Re: Index compression vs. table compression

From: Richard Foote <richard.foote_at_bigpond.nospam.com>
Date: Sun, 23 Jan 2005 01:53:43 GMT
Message-ID: <HsDId.129984$K7.107588@news-server.bigpond.net.au>

Hi Howard,

Comments embedded.

"Howard J. Rogers" <hjr_at_dizwell.com> wrote in message news:cstu76$rra$1_at_news-02.connect.com.au...
> Thomas Kyte wrote:
> [snip]
>
>>
>> I think most people think of a single key lookup as "a lookup by key that
>> returns a single row -- a lookup".
>> Lookups are generally considered (in my experience) to return a single
>> row.
>
> Not in mine.

That Howard perhaps says more your experience than you might have intended....

Lookup tables by *definition* are (generally) small tables that contain dimension data that are used in relational databases to store attributes of fact tables.
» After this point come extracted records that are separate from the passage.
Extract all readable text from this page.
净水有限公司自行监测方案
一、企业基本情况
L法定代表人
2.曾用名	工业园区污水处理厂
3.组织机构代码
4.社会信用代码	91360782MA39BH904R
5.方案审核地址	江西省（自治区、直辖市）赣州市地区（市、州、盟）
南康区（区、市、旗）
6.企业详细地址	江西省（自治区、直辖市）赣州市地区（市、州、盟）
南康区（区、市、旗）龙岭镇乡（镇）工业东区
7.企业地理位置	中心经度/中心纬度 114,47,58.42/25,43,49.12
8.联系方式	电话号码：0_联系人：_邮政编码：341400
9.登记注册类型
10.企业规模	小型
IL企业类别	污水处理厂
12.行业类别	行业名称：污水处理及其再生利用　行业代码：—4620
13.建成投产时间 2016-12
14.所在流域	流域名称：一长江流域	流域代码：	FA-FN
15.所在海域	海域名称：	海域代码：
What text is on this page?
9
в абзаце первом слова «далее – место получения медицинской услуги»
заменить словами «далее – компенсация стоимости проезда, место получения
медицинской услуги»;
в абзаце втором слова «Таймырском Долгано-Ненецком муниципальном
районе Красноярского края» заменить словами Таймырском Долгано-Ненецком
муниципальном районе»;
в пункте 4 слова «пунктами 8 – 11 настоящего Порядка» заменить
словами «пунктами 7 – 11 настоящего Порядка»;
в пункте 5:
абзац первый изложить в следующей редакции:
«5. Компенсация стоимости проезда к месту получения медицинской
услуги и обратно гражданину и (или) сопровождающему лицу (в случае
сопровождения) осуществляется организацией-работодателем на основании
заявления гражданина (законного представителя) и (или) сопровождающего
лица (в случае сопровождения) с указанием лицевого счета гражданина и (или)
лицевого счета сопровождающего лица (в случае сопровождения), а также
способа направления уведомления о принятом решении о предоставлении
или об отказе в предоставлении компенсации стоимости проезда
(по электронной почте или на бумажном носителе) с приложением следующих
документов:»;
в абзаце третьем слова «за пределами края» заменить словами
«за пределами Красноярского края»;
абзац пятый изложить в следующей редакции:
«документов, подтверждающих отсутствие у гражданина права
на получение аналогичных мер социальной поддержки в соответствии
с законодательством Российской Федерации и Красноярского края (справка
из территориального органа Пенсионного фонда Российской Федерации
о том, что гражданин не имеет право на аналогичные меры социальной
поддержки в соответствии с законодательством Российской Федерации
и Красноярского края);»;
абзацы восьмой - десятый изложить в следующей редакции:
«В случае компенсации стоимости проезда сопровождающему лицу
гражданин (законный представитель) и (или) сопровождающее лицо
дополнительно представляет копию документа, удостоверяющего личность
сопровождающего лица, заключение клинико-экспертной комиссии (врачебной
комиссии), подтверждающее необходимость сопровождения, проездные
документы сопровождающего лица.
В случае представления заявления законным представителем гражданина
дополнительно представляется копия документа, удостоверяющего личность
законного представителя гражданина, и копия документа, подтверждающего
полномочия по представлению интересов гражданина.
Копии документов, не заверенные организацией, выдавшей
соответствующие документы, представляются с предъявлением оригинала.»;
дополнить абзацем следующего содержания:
They are the tables that are referenced via Primary (or in some instances Unique) keys to determine the required attributes and are referenced (hopefully) via FK relationships from the parent tables.

So for example, if I want to know specific attribute details of an employee, I would *lookup* the employee details via the PK. I would not have a table that has multiple occurrences of the same key as it must therefore be a parent table and not a lookup table by definition.

This "definition" btw can be found in a number of the Oracle manuals (Performance Tuning, Data Warehouse, etc.).

If you use the term "lookup table" and not mean the above definition or what Tom, Jonathan and Daniel have been trying to teach you, then that's really "sloppy" writing I'm afraid.

>
>> You have a big range scan -- you have 32 rows that will be returned by
>> that, and
>> 32 rows that are "far apart" from eachother (eg: the way the data was
>> loaded
>> into a heap table would make it so that each block in this table --
>> howevever
>> many that was, would have empno 7934 on it.)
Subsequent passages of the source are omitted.